Narcisa: Our Lady of Ashes by Jonathan Shaw
Live readings and spoken word performance by Jonathan Shaw, with music by Gregg Foreman of CAT POWER, Brandon Burkart of THE SAINT JAMES SOCIETY, and special guest artists.
From Johnny Depp and Infinitum Nihil, in partnership with Harper Perennial, comes the first trade edition of Narcisa: Our Lady of Ashes, a subterranean cult classic by Jonathan Shaw, the writer described by Iggy Pop as “the great nightmare anti-hero of the New Age.”
This powerful debut of destructive love and addiction by the legendary tattoo master and outlaw artist is “a wild ride through the bizarre netherworld of his own damaged consciousness,” says Jim Jarmusch. “His experiences are real and his language and insights kinetic and brutal… Shaw’s writing certifies him as a subversive and criminal inhabitant of the world of human expression.”
Johnny Depp himself has suggested that Shaw is like the “diabolical, reprobate spawn” of such renegade artists as Hubert Selby Jr., Jack Kerouac, Dr. Hunter S. Thompson, the Marquis de Sade, Iggy Pop, and all of the Three Stooges. And, Narcisa is undeniably the literary progeny of such inventive, original voices as Burroughs, Bukowski and Henry Miller. Unfolding in the wild backwaters of Rio de Janeiro (where Shaw spends most of his time) and New York, it is the story of motorcycle-riding, nomadic outlaw poet Ignacio Valencia Lobos and his unhinged lover, Narcisa, a crack-smoking philosopher prostitute. As their doomed shipwreck of a love affair spirals downward in a vortex of insanity, dysfunction, and vice, the pair hold onto to their irrepressible passion.

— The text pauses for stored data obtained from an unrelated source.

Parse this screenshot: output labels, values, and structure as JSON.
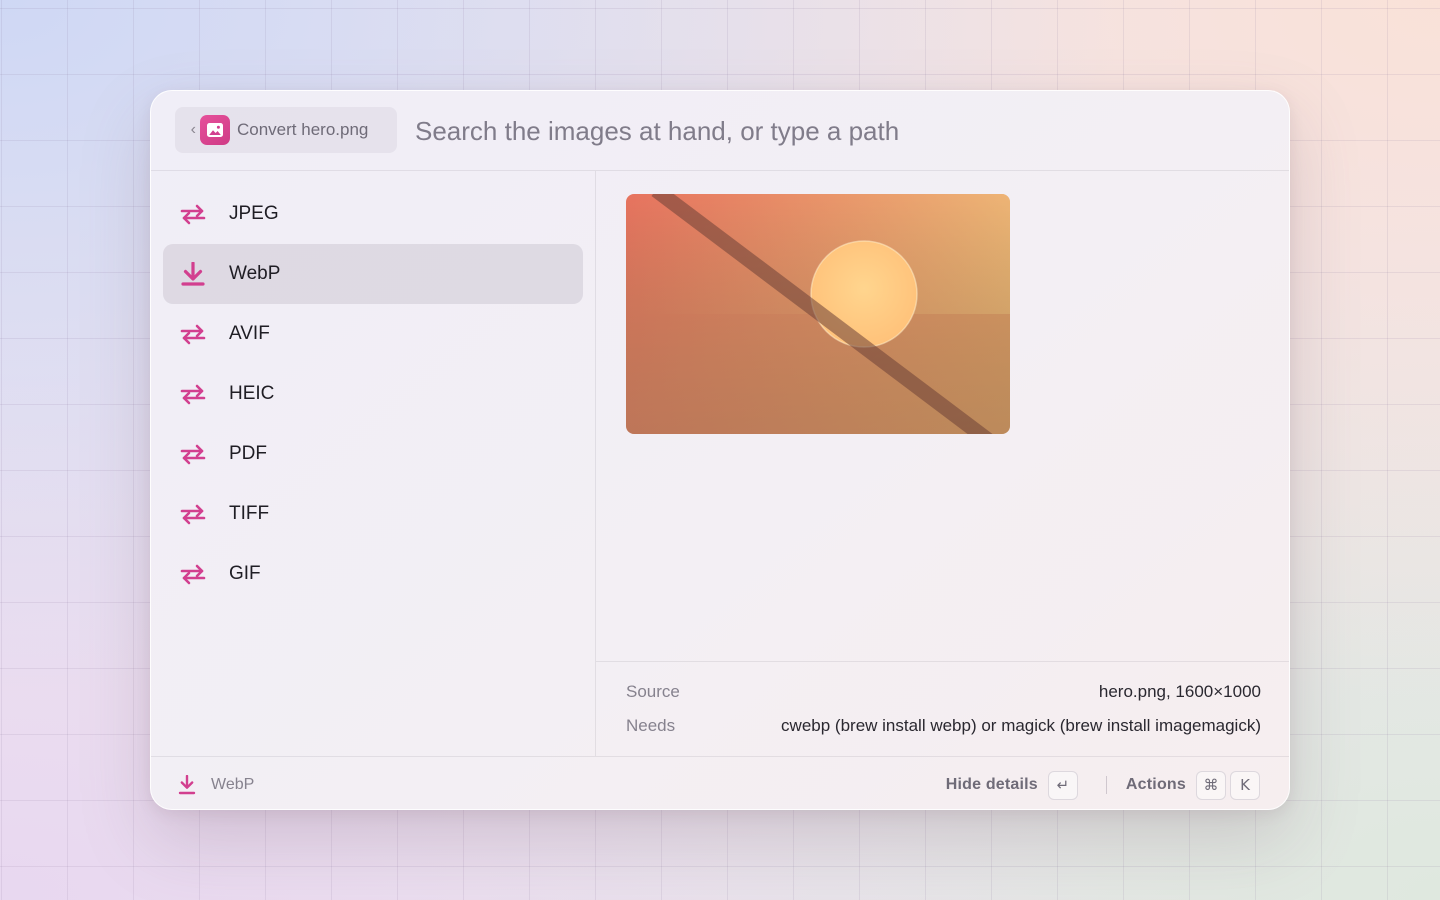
{
  "header": {
    "back_label": "‹",
    "command_label": "Convert hero.png",
    "search_placeholder": "Search the images at hand, or type a path",
    "search_value": ""
  },
  "formats": [
    {
      "label": "JPEG",
      "icon": "convert-arrows-icon",
      "selected": false
    },
    {
      "label": "WebP",
      "icon": "download-icon",
      "selected": true
    },
    {
      "label": "AVIF",
      "icon": "convert-arrows-icon",
      "selected": false
    },
    {
      "label": "HEIC",
      "icon": "convert-arrows-icon",
      "selected": false
    },
    {
      "label": "PDF",
      "icon": "convert-arrows-icon",
      "selected": false
    },
    {
      "label": "TIFF",
      "icon": "convert-arrows-icon",
      "selected": false
    },
    {
      "label": "GIF",
      "icon": "convert-arrows-icon",
      "selected": false
    }
  ],
  "details": {
    "source_label": "Source",
    "source_value": "hero.png, 1600×1000",
    "needs_label": "Needs",
    "needs_value": "cwebp (brew install webp) or magick (brew install imagemagick)"
  },
  "footer": {
    "selected_label": "WebP",
    "hide_details_label": "Hide details",
    "return_key": "↵",
    "actions_label": "Actions",
    "cmd_key": "⌘",
    "k_key": "K"
  },
  "colors": {
    "accent": "#d23f8f",
    "text_primary": "#1f1d24",
    "text_secondary": "#86828e"
  }
}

While Narcisa is a work of fiction, Shaw has lived its truths. As the child of the 1950s, the product of a brief, violent and unhappy marriage between jazz legend Artie Shaw and the beautiful and glamorous Hollywood starlet Doris Dowling, his particularly surreal world-view was largely shaped during the tumultuous Vietnam era, and by his own admission marked by massive teenaged LSD consumption and close personal interactions with some of the weirdest minds of a weird time, including Frank Zappa, Jim Morrison, the Manson Family and Charles Bukowski. Shaw’s delinquent past and far-flung adventures inform his work and have inspired his motto: “Born to lose. Live to win.”

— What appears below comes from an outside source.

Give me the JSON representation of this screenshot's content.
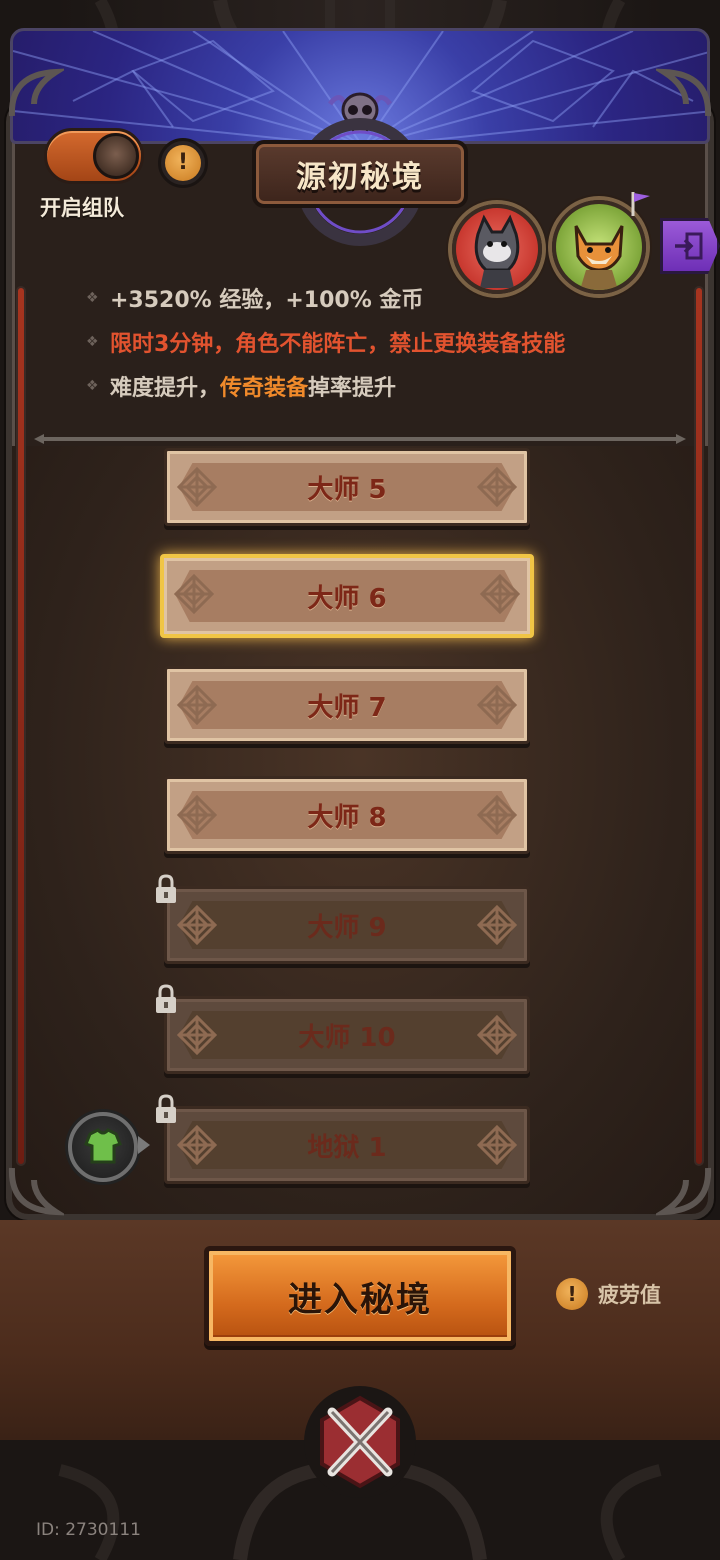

Narcisa “is a heartbreaking tome of diseased lust that oozes a tortured poetry of bloody sweat and sperm,” says Lydia Lunch in her introduction. “[It is] a grotesquely beautiful love song steeped in the perpetual twilight horror of an unbearable trauma bond….an overwhelming sex-magick magnet to the darker forces of our own primordial essence.”